Use case: Let staff access Google Workspace

A common use case for SAML v2.0 is to allow your internal staff to access and use the applications provided by Google Workspace, such as Google Docs and Google Sheets. This section highlights how AM provides the solution.

In this scenario, Google acts as the SP, and AM acts as the IDP for a hypothetical organization, Example.com.

  1. In AM, an administrative user configures an AM instance as the IDP.

  2. The administrative user then configures Google Workspace as a remote SP and provides the values that Google requires to use AM as its IDP. For example, the login and logout URLs, profile management URLs, and validation certificate.

  3. The Google Workspace administrator enters the provided URLs and certificate into the Google Workspace Admin console for the domain being configured.
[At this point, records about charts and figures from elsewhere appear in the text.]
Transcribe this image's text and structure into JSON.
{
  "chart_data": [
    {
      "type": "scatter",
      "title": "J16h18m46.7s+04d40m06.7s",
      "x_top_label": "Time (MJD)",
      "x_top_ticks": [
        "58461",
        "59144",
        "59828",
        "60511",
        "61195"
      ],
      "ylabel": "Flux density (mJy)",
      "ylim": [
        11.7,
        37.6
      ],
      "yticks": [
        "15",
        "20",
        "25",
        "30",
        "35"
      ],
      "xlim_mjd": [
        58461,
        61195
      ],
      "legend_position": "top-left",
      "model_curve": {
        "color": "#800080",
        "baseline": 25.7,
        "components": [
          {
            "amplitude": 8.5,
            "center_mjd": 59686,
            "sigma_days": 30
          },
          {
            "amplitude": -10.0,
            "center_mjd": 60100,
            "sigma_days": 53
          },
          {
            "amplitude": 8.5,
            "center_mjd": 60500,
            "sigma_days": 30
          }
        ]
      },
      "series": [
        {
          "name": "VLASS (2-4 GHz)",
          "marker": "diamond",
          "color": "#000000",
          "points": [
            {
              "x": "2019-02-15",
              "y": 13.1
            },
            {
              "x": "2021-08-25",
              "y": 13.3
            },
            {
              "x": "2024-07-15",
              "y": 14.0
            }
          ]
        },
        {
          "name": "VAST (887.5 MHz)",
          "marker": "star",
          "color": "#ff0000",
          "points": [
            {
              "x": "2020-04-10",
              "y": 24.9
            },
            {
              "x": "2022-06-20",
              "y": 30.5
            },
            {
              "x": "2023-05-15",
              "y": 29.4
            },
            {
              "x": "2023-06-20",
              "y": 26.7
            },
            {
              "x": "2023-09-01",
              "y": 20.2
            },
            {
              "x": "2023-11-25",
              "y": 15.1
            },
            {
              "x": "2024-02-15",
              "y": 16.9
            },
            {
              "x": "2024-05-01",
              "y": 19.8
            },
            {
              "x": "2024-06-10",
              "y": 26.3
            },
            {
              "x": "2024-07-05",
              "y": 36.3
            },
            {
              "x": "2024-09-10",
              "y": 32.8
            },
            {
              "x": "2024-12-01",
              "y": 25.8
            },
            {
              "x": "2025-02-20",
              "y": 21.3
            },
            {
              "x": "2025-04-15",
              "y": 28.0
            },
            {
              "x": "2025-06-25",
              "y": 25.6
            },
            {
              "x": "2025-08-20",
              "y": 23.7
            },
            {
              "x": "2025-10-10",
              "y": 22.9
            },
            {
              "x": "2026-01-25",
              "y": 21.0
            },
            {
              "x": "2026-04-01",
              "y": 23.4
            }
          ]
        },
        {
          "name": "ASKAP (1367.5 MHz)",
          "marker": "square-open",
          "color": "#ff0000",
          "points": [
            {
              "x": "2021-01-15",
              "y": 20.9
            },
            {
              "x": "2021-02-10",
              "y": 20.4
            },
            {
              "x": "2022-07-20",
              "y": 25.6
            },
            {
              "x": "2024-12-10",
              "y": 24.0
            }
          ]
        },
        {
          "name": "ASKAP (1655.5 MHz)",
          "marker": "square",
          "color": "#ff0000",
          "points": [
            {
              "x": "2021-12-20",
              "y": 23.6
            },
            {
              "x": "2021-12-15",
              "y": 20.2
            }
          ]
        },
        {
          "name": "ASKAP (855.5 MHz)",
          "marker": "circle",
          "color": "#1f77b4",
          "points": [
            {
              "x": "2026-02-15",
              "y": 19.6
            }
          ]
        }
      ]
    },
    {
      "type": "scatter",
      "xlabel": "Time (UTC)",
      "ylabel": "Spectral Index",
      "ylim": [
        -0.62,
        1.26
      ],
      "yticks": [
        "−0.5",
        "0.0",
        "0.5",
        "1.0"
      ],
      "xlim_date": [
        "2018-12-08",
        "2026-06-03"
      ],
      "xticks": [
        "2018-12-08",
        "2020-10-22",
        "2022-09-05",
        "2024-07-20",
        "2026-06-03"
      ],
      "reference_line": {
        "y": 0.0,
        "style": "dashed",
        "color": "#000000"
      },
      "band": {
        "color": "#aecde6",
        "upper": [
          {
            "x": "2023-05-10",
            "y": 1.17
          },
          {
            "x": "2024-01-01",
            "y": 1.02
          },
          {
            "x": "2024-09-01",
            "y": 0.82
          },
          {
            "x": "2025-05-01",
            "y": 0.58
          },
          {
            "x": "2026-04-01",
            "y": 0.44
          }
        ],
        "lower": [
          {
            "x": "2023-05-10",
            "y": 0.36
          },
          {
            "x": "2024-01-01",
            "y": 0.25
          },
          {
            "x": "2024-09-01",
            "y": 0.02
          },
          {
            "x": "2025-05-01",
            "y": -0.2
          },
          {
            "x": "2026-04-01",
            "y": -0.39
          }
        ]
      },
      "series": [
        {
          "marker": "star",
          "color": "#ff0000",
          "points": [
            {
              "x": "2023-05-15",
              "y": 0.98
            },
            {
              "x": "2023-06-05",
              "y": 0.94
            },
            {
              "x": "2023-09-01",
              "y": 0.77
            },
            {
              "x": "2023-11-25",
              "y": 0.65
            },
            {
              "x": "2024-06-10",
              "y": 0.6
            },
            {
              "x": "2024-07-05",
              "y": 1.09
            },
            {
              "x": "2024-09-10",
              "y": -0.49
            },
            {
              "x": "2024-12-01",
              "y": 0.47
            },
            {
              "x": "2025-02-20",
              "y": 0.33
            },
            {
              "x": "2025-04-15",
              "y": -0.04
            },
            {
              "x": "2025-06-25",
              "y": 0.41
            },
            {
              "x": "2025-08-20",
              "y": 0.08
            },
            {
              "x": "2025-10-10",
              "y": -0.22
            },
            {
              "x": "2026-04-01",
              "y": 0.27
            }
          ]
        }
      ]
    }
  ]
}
  4. After configuration is complete, users attempting to access a Google Workspace service will be asked for their corporate email address:

    Provide Google with your corporate email address, so the relevant IDP can be determined.
  5. Based on the domain of the email address, Google redirects the user to sign in to AM, acting as the IDP:

    Log in to your corporate account at Example.com, with AM acting as the IDP.
  6. After successfully authenticating with AM, the user is redirected back to the Google Workspace application, for example, Google Docs.

    Google, acting as the SP, creates a federated identity in its systems to manage local account options, such as privacy settings. The user can now access any of the Google Workspace apps, by authenticating to the IDP using their corporate Example.com account:

    Google Docs showing a federated identity authenticated by AM, the trusted IDP.